Девушка положила болеро и юбку на руки коленопреклоненной статуи, которая, казалось, специально была поставлена здесь, чтобы получать подобные подарки.
– Где твоя комната? – спросила Петра.
Эммануэль засмеялась:
– Я смотрю, ты не теряешь времени на разговоры.
Петра строго оглядела легкое платье своей старшей подруги.
– Ты же не будешь оставаться одетой? – спросила она, будто испытывая отвращение.
– Ты называешь это «одетой»? – развеселилась Эммануэль, наклонив голову, чтобы рассмотреть свое одеяние.

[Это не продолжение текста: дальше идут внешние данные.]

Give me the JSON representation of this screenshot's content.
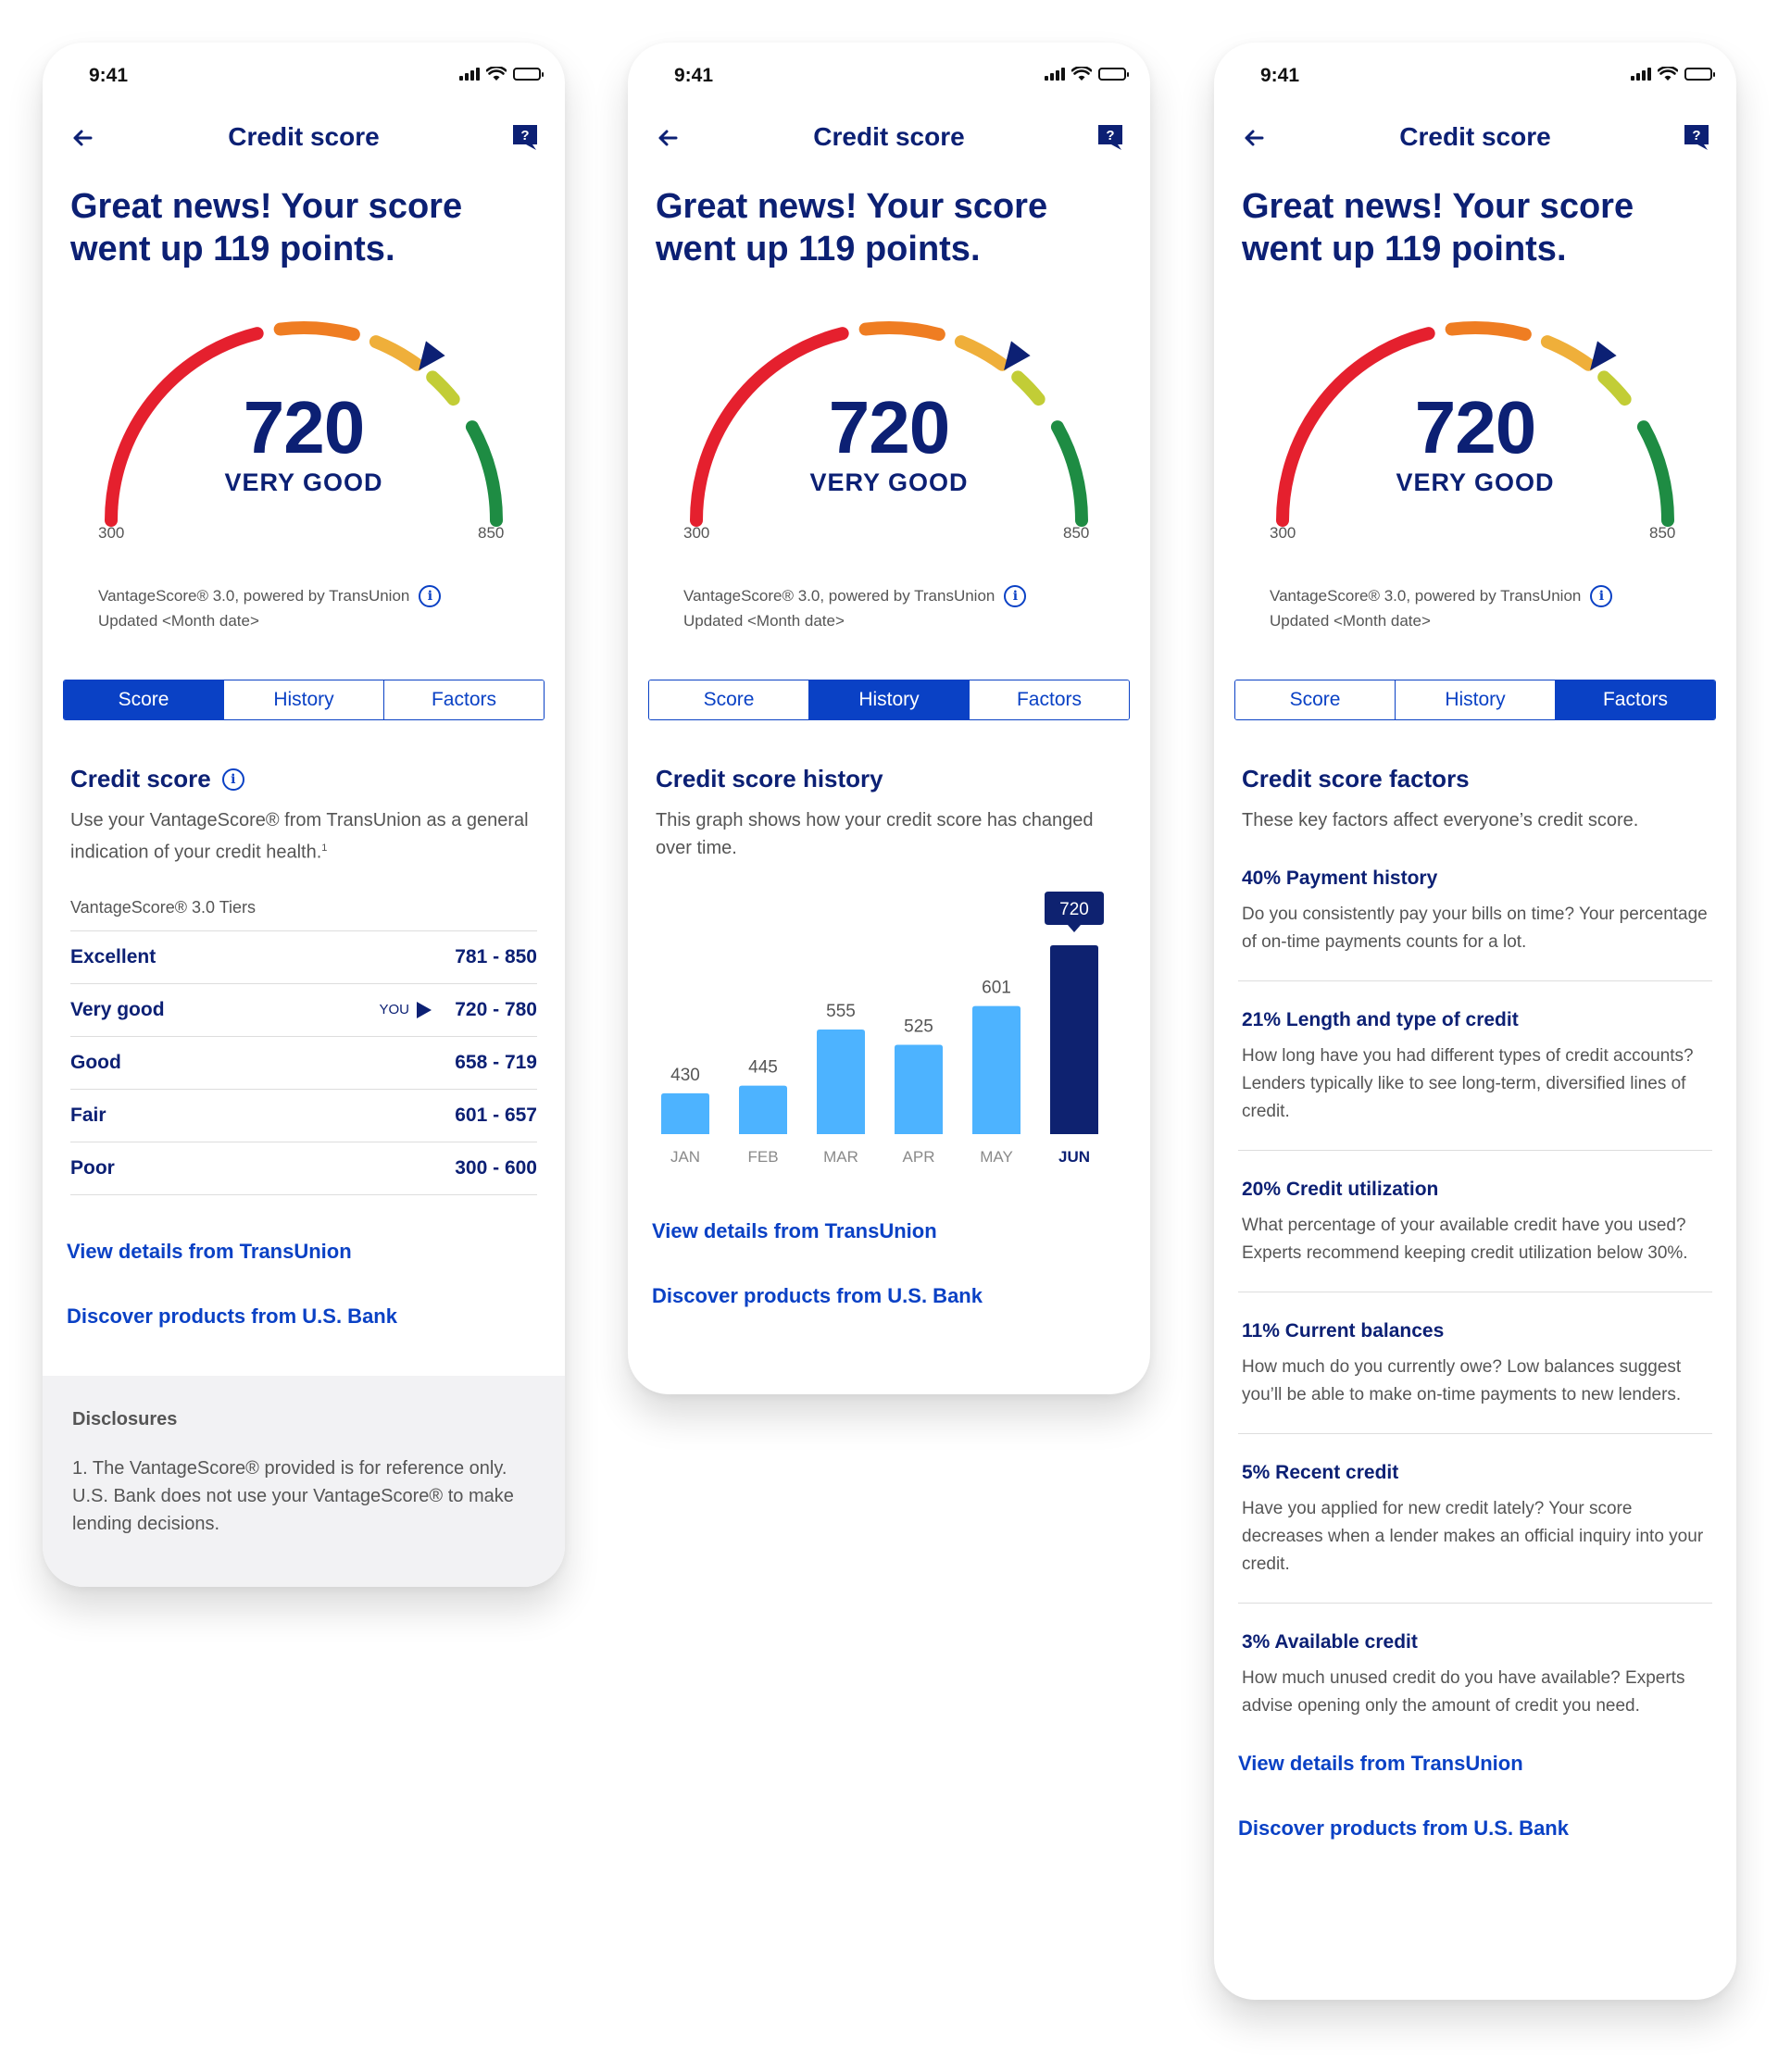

Тончайший линон бледно-голубого цвета, который едва прикрывал ее тело, представлял собой намеренное покушение на целомудрие. Чтобы усугубить желание, портниха (не та, которая подарила ей трусики с голубями, а другая) его укоротила и украсила большими разрезами, словно маргаритками. Эти разрезы были расставлены так свободно, что невольно возникал логичный вопрос: а есть ли у платья еще какое-нибудь предназначение, кроме функции замочной скважины?
Но Петра была не из тех, кто довольствуется полумерами и кто бросает взгляды украдкой.
– Я хочу, чтобы ты была обнаженной, – уточнила она.
– Не сейчас, – объяснила Эммануэль. – Мне нужно уходить.
– О нет! – воскликнула девушка. – А может, я сначала доведу тебя до оргазма?
Она была так расстроена, что на ее глазах появились слезы. Эммануэль смутилась.
– Ты очень красивая!
– Но зачем мне красота? – почти расплакавшись, ответила Петра. – Ведь ты меня не хочешь.
– Что ты говоришь, птичка моя? Ты уже забыла, какое удовольствие доставила мне позавчера?
– Я все время об этом думаю и хочу сделать это вновь. Каждый день.
Эммануэль притворно выдохнула:
– Не уверена, что выдержу. Я несколько измотана!
– Я не займу у тебя много времени, – заспорила «птичка».
– И если в довершение всего ты еще и ревнивая, а у меня возникло такое впечатление, тогда действительно мы друг другу не подходим.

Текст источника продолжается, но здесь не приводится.